Senior Member Of Civil Service Subcommittee Commits To Support Pay Parity In 2004

Press Release March 12, 2003

Washington, D.C.—The ranking minority member of the House Civil Service Subcommittee today pledged to more than 350 members of the National Treasury Employees Union (NTEU) that he would work for federal civilian-military pay parity in 2004.

“Anything less,” Rep. Danny Davis (D-IL) told delegates to NTEU’s annual Legislative Conference “would send the regrettable message (to federal civilian employees) that their service is not valued as much as that of others.”

Rep. Davis made the commitment in remarks to the NTEU members at a panel discussion on the second day of the union’s legislative conference. NTEU President Colleen M. Kelley led the discussion which included Ron Martinson, staff director of the House Civil Service Subcommittee and subcommittee staff member Tanya Shand.

The administration’s 2004 budget proposal calls for a 2 percent civilian pay increase while proposing an average 4.1 percent raise for members of the military. President Kelley has called the civilian pay proposal “totally inadequate,” and said that “it fails to take into account the day-to-day efforts of front-line federal employees, not just in protecting the homeland but in meeting the broad range of vital public needs.”

Rep. Davis, now in his fourth term, noted that civilian and military pay raises have been identical in 15 of the past 17 years. “ Notwithstanding today’s uncertain climate, he said, the important tradition of pay parity should be continued.

Martinson said the subcommittee, chaired by Rep. Jo Ann Davis (R-VA), “has a full plate” of issues it wishes to address, and plans on taking “a hard and fair look” at issues affecting the federal workplace including administration efforts to institute a pay for performance compensation system and its initiative to contract as many as 850,000 federal jobs to the private sector.

The panel discussion largely focused on the agenda of the House Civil Service Subcommittee for the first session of the 108th Congress and featured questions from NTEU members.

In response to a question, Martinson said he does not believe that contracting government work to the private sector “should be an automatic presumption” to address efforts to improve government efficiency and effectiveness.
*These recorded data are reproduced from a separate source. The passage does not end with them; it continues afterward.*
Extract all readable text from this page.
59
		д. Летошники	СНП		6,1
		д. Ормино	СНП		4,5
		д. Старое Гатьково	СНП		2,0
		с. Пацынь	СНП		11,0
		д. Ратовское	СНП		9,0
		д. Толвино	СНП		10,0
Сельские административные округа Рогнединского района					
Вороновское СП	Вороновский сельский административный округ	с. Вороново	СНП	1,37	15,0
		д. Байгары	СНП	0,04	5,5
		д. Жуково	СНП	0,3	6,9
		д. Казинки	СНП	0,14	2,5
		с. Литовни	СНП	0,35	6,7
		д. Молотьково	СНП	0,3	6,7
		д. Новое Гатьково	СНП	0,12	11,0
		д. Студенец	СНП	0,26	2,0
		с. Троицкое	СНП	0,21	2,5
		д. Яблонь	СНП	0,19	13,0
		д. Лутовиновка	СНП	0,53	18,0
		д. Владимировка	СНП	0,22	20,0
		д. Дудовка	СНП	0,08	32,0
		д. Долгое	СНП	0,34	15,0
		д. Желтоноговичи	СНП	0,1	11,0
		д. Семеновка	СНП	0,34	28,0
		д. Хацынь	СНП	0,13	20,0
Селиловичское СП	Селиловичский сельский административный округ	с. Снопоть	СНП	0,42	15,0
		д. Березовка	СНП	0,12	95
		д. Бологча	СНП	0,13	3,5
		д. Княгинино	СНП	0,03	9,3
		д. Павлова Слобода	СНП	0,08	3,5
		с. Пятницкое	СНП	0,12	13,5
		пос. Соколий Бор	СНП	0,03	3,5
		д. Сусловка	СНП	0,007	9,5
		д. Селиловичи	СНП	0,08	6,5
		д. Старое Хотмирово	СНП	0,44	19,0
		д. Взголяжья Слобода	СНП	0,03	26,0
President Kelley said the first step should be “to get our arms around” the extent of current federal contracting before making any further decisions on this vital question.

On the matter of personnel flexibilities, which are another administration objective, President Kelley noted that many agencies “are not using the flexibilities already on the books.” Congress needs “to question closely” those agencies that say they don’t have the personnel tools they need, she said, before making wholesale changes in the federal personnel system.

NTEU is the largest independent federal union, representing some 150,000 federal employees in 29 agencies and departments.